La direttiva 2004/35/UE ha istituito un quadro giuridico che regolamenta la responsabilità civile per aver causato un danno ambientale sulla base del principio che “chi inquina paga“.
Con il termine danno ambientale si intendono tutti gli eventi che possono arrecare un danno all’ambiente: un tipico esempio di danno ambientale è il danno causato dallo sversamento di una sostanza combustibile.
Che conseguenze può avere per un’impresa e per i suoi amministratori essere chiamati a risarcire un danno all’ambiente, ad esempio un danno derivante da inquinamento con sostanze oleose di una falda acquifera?
Chi inquina paga
Come abbiamo detto, la direttiva 2004/35/UE ha istituito, nell’Unione Europea, un quadro giuridico per la responsabilità ambientale basato sul principio che “chi inquina paga” per la prevenzione e la riparazione del danno all’ambiente.

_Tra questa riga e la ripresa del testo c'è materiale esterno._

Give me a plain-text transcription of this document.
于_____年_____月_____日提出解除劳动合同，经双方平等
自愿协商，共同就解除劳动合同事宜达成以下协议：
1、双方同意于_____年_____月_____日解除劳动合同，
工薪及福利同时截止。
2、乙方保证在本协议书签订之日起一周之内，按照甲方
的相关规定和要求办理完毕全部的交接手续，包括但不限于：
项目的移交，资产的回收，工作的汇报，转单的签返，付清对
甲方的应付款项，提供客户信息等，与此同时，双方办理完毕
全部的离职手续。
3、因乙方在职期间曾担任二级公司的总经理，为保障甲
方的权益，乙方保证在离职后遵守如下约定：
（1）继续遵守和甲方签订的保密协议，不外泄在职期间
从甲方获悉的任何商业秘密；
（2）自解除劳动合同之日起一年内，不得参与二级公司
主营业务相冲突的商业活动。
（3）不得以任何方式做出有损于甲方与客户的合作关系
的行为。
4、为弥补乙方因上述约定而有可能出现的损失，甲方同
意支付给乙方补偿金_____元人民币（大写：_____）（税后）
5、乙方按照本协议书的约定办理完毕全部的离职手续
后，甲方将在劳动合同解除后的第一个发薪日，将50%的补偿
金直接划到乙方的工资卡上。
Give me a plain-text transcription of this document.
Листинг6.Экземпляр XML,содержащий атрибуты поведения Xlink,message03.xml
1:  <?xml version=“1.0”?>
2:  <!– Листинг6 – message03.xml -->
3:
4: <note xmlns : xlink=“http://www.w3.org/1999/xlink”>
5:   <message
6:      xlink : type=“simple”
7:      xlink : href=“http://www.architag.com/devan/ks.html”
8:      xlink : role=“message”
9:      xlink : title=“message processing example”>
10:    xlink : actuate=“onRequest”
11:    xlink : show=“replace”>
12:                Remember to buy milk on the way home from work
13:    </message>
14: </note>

Per danno ambientale la Direttiva intende:
- danno alle specie e agli habitat naturali protetti, vale a dire qualsiasi danno che produca significativi effetti negativi sul raggiungimento o il mantenimento di uno stato di conservazione favorevole di tali specie e habitat. L’entità di tali effetti è da valutare in riferimento alle condizioni originarie, tenendo conto dei criteri dettati dalla medesima direttiva;
- danno alle acque, ossia qualsiasi danno che incida in modo significativamente negativo sullo stato ecologico, chimico o quantitativo o il potenziale ecologico delle acque interne (sia superficiali che sotterranee), nonché sullo stato ambientale delle acque marine;
- danno al terreno, vale a dire qualsiasi contaminazione del terreno che crei un rischio significativo di effetti negativi sulla salute umana a seguito dell’introduzione diretta o indiretta nel suolo, sul suolo o nel sottosuolo di sostanze, preparati, organismi o microrganismi nel suolo.
Delitti contro l’ambiente
Il recepimento della direttiva 2008/99/CE in Italia è avvenuto con la legge 22 maggio 2015, n. 68, che ha introdotto nel codice penale, con il nuovo Titolo VI-bis “Dei delitti contro l’ambiente”, cinque delitti:
- inquinamento ambientale: punisce chiunque abusivamente cagiona una compromissione o un deterioramento significativi e misurabili di una risorsa ambientale (acqua, aria, suolo, sottosuolo), di un ecosistema, della biodiversità, della flora e della fauna;
- disastro ambientale: punisce più gravemente chiunque provochi l’alterazione dell’equilibrio di un ecosistema, irreversibile o comunque difficilmente eliminabile, ovvero offenda la pubblica incolumità;
- traffico e abbandono di materiale ad alta radioattività: punisce molteplici condotte (cessione, acquisto, ricezione, detenzione, importazione, esportazione, trasporto, abbandono, ecc. ) aventi ad oggetto tale materiale;
- impedimento del controllo: si realizza negando o ostacolando l’accesso ai luoghi agli organi di vigilanza e controllo, ovvero mutando artificiosamente lo stato dei luoghi, comportamenti tutti finalizzati ad intralciare, eludere o impedire l’attività istituzionale di accertamento di responsabilità in materia ambientale;
- omessa bonifica: a carico di chi, essendovi obbligato per legge, “non provvede alla bonifica, al ripristino o al recupero dello stato dei luoghi”.
Responsabilità ambientale
La responsabilità ambientale è un rischio di responsabilità civile verso terzi e può sembrare che una normale polizza RC sia sufficiente a coprire i possibili danni che un’impresa può causare all’ambiente con la sua attività. In realtà non è sempre così.
Ipotizziamo che un’azienda, per compiere il proprio processo produttivo, prelevi acqua da una fonte limitrofa e che ne alteri le condizioni (ad esempio la prosciughi), danneggiando la flora e la fauna circostanti.
Se la polizza RC aziendale non copre i danni ambientali provocati all’acqua, al suolo, agli habitat e alle specie naturali protette, l’azienda dovrà pagare di tasca le spese che dovrà sostenere per il ripristino dell’ambiente, sulla base del principio che “chi inquina paga” e come previsto dal Dlgs 152/2006.